# Xbox 360 profiles - gamertag



## Pezza4u (Jun 7, 2007)

I finally got around to running a cable through the flat so the xbox is permanently connected to the net. My son has a profile on there which he uses but I want him to be able to connect to live to download demos etc. I went onto the xbox live website and made a new gamertag thinking I could associate it with the profile on there...but I can't figure out how to do it?

I've recovered the new gamertag and it loads fine but to get the current profile onto live it will only let me sign up for another gamertag. Is there away around this?


----------



## Deano (Jul 7, 2006)

you have to subscribe to xbox live mate. pay the subscription and you can use your sons original profile and tag on xb live.


----------



## HornetSting (May 26, 2010)

Yep you need an account for each profile. If I was you Id get LIVE off ebay, its cheaper. I got a years subscription off there a while back and it was £25.00 for the code, it was all legit and they even emailed me the code pretty much instantly so I could connect straight away. If you get it else where you are looking at £40 or just under, worth having a search on there, you will find it pretty easy.


----------



## Pezza4u (Jun 7, 2007)

I think you've misunderstood me, I don't want a gold membership just the silver so he can download demos himself. I've already got live on my account, which I've been using to download them.

I made a profile for him a few years ago, which has now got all his saves on etc, I made this using the xbox. Last night I made a gamertag on the xbox website, which I then wanted to link to the profile on the xbox. But it won't let me, just gives me the option to join xbox live and I have to go through the process of creating a gamertag again!

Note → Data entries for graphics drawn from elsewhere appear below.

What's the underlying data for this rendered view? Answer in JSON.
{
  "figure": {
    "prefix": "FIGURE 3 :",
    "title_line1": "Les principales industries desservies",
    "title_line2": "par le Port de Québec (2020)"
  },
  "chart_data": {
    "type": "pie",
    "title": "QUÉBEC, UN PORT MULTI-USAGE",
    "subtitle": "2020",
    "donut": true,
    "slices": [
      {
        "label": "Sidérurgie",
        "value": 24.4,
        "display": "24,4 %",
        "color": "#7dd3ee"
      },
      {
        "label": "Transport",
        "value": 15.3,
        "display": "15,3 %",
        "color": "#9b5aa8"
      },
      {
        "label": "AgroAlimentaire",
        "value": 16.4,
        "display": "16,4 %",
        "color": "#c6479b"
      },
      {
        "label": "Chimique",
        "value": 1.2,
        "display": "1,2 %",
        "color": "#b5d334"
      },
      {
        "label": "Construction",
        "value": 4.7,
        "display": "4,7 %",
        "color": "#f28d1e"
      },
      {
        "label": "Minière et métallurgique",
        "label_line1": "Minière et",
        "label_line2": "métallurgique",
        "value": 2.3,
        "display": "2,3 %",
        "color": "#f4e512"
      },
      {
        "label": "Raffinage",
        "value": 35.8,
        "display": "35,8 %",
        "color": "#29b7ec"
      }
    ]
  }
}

I can recover the gamertag I made last night but that obviously creates a new profile on the xbox so doesn't have his saves etc. Unless there's a way to move the save from one profile to another?

Is that abit clearer?


----------



## HornetSting (May 26, 2010)

Hmmm, this has me thinking now. Sounds complicated. You can save anything on the hard drive to a memory card, but Im not sure if you can copy and paste it as it were over to an existing profile.

I dont think you can do what you want to do. I think all you can do is allow the existing profile on to live. When you do this it will let you decide what kind of live membership you require.

I cant think of anything else you can do, someone else may know, but really I think that you will have to get the silver membership through his account that already exists on your HD, I dont think you can combine it with the thing you created on the website.


----------



## Pezza4u (Jun 7, 2007)

Yeah it's weird how MS haven't allowed this, from what I've been trying to find out. I made the gamertag on the website to save typing it all in on the controller but it seems to have backfired. I'll do some more googling and see if I can copy the saves over to the new profile 

Well it seems you can copy the saved game data over, although not tried yet but not achievements  I don't think he has much to transfer as he never sticks with one game for long enough. Might just be easier to scrap the old profile and just use the new one


----------